Infinite series involving eigenvalues of the Beltrami-Laplace operator on Riemannian manifolds as well as $L^p$-estimates of eigenfunctions arise in the study of the nonlinear Schrödinger equation (NLS) on compact manifolds.

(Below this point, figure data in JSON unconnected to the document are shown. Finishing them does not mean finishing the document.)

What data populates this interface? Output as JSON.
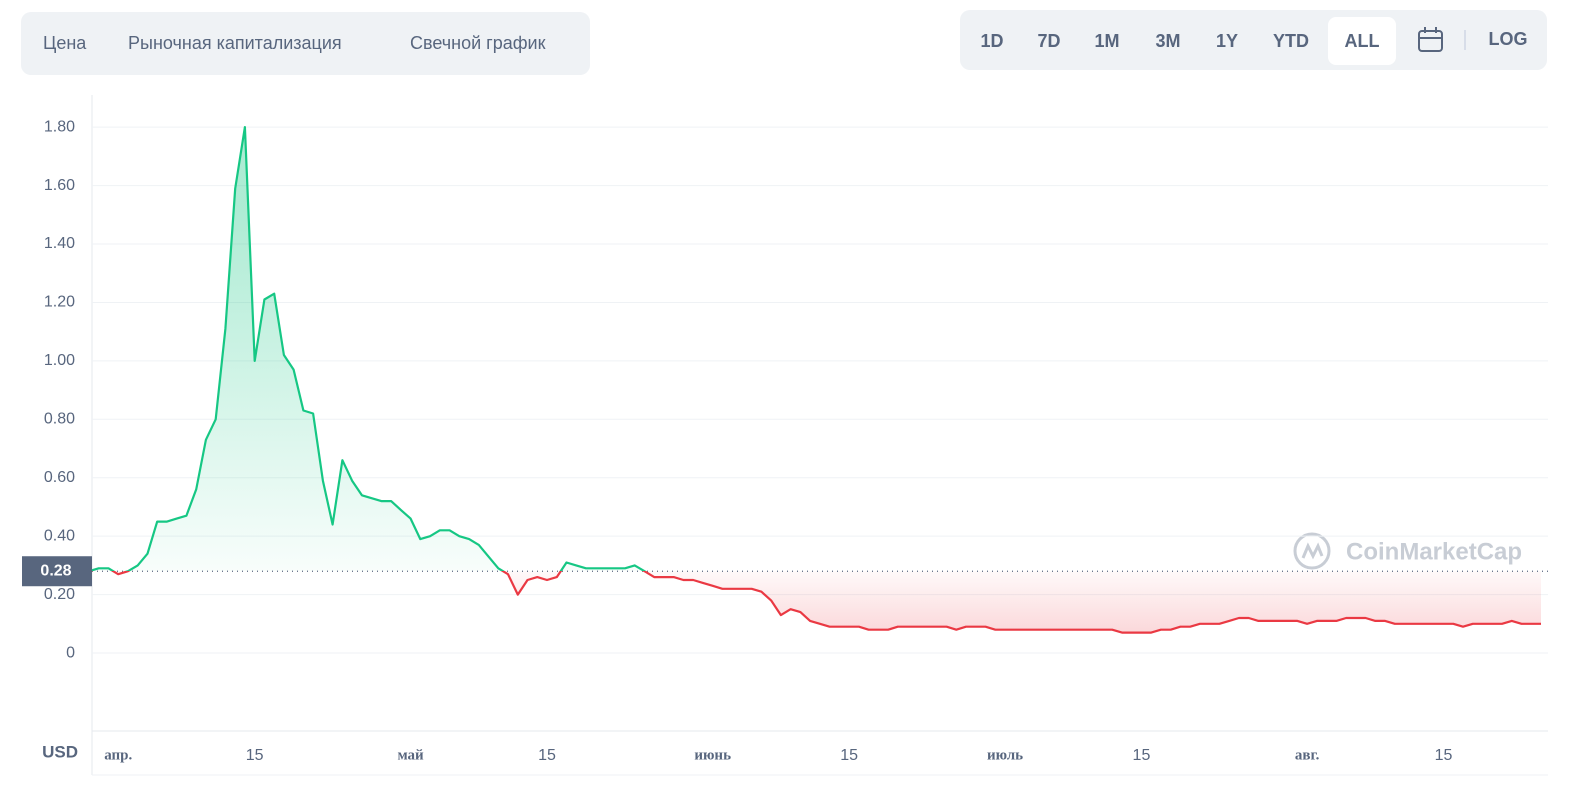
{
  "tabs": [
    "Цена",
    "Рыночная капитализация",
    "Свечной график"
  ],
  "ranges": [
    "1D",
    "7D",
    "1M",
    "3M",
    "1Y",
    "YTD",
    "ALL"
  ],
  "active_range": 6,
  "log_button": "LOG",
  "watermark": "CoinMarketCap",
  "chart_data": {
    "type": "line",
    "y_unit": "USD",
    "current_price": 0.28,
    "up_color": "#16c784",
    "down_color": "#ea3943",
    "grid": true,
    "ylim": [
      -0.26,
      1.91
    ],
    "yticks": [
      0,
      {
        "value": 0.2,
        "label": "0.20"
      },
      {
        "value": 0.4,
        "label": "0.40"
      },
      {
        "value": 0.6,
        "label": "0.60"
      },
      {
        "value": 0.8,
        "label": "0.80"
      },
      {
        "value": 1.0,
        "label": "1.00"
      },
      {
        "value": 1.2,
        "label": "1.20"
      },
      {
        "value": 1.4,
        "label": "1.40"
      },
      {
        "value": 1.6,
        "label": "1.60"
      },
      {
        "value": 1.8,
        "label": "1.80"
      }
    ],
    "categories": [
      null,
      null,
      null,
      "апр.",
      null,
      null,
      null,
      null,
      null,
      null,
      null,
      null,
      null,
      null,
      null,
      null,
      null,
      "15",
      null,
      null,
      null,
      null,
      null,
      null,
      null,
      null,
      null,
      null,
      null,
      null,
      null,
      null,
      null,
      "май",
      null,
      null,
      null,
      null,
      null,
      null,
      null,
      null,
      null,
      null,
      null,
      null,
      null,
      "15",
      null,
      null,
      null,
      null,
      null,
      null,
      null,
      null,
      null,
      null,
      null,
      null,
      null,
      null,
      null,
      null,
      "июнь",
      null,
      null,
      null,
      null,
      null,
      null,
      null,
      null,
      null,
      null,
      null,
      null,
      null,
      "15",
      null,
      null,
      null,
      null,
      null,
      null,
      null,
      null,
      null,
      null,
      null,
      null,
      null,
      null,
      null,
      "июль",
      null,
      null,
      null,
      null,
      null,
      null,
      null,
      null,
      null,
      null,
      null,
      null,
      null,
      "15",
      null,
      null,
      null,
      null,
      null,
      null,
      null,
      null,
      null,
      null,
      null,
      null,
      null,
      null,
      null,
      null,
      "авг.",
      null,
      null,
      null,
      null,
      null,
      null,
      null,
      null,
      null,
      null,
      null,
      null,
      null,
      "15",
      null,
      null,
      null,
      null,
      null,
      null,
      null,
      null,
      null,
      null
    ],
    "values": [
      0.28,
      0.29,
      0.29,
      0.27,
      0.28,
      0.3,
      0.34,
      0.45,
      0.45,
      0.46,
      0.47,
      0.56,
      0.73,
      0.8,
      1.11,
      1.59,
      1.8,
      1.0,
      1.21,
      1.23,
      1.02,
      0.97,
      0.83,
      0.82,
      0.59,
      0.44,
      0.66,
      0.59,
      0.54,
      0.53,
      0.52,
      0.52,
      0.49,
      0.46,
      0.39,
      0.4,
      0.42,
      0.42,
      0.4,
      0.39,
      0.37,
      0.33,
      0.29,
      0.27,
      0.2,
      0.25,
      0.26,
      0.25,
      0.26,
      0.31,
      0.3,
      0.29,
      0.29,
      0.29,
      0.29,
      0.29,
      0.3,
      0.28,
      0.26,
      0.26,
      0.26,
      0.25,
      0.25,
      0.24,
      0.23,
      0.22,
      0.22,
      0.22,
      0.22,
      0.21,
      0.18,
      0.13,
      0.15,
      0.14,
      0.11,
      0.1,
      0.09,
      0.09,
      0.09,
      0.09,
      0.08,
      0.08,
      0.08,
      0.09,
      0.09,
      0.09,
      0.09,
      0.09,
      0.09,
      0.08,
      0.09,
      0.09,
      0.09,
      0.08,
      0.08,
      0.08,
      0.08,
      0.08,
      0.08,
      0.08,
      0.08,
      0.08,
      0.08,
      0.08,
      0.08,
      0.08,
      0.07,
      0.07,
      0.07,
      0.07,
      0.08,
      0.08,
      0.09,
      0.09,
      0.1,
      0.1,
      0.1,
      0.11,
      0.12,
      0.12,
      0.11,
      0.11,
      0.11,
      0.11,
      0.11,
      0.1,
      0.11,
      0.11,
      0.11,
      0.12,
      0.12,
      0.12,
      0.11,
      0.11,
      0.1,
      0.1,
      0.1,
      0.1,
      0.1,
      0.1,
      0.1,
      0.09,
      0.1,
      0.1,
      0.1,
      0.1,
      0.11,
      0.1,
      0.1,
      0.1
    ]
  }
}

Denote by $\mu_{k} := k(k + 1)$ the eigenvalue of the operator $- \Delta_{\mathbb{S}^2}$ associated to the eigenfunction $e_k \in C^{\infty}(M)$. Now, consider the summation $$ \sum_{k = 0}^{\infty} \frac{1}{ \langle \mu_k - \alpha \rangle \langle \mu_k \rangle^{\varepsilon}}$$ where $\alpha > 0$ (is a positive arbitrary constant), $\varepsilon > 0$ and $\langle x \rangle : = 1 + |x|$. My question is the following:

$$\langle \mu_k - \alpha \rangle^{-1} \langle \mu_k \rangle^{- \varepsilon} \in \ell^{1}_{k}(\mathbb{N}) \mbox{ }, $$

independently of the choice of $ \alpha$?

My failed attempt was to consider two cases: (Case 1) $\mu_k \geq 4 \alpha$. In this case we have $|\mu_k - \alpha| \geq \frac{3}{4} \mu_k$ and one can obtain the desired conclusion. (Case 2) $\mu_k \leq 4 \alpha$. In this case, we have a finite sum, but I would like to prove that the summation is bounded by a constant which does not depends on $\alpha$. Thanks in advance !!!

Answer 1

Neal pay attention on that $\langle \mu_k-\alpha\rangle \ge 1$.

Let $l\in \mathbb{N}$ be such that $\mu_l $ is closest to $\alpha$. Consider $k=l+i$, $i\ge 0$ and $k=l-i$, $0\le i\le l$. The rest seems to be easy.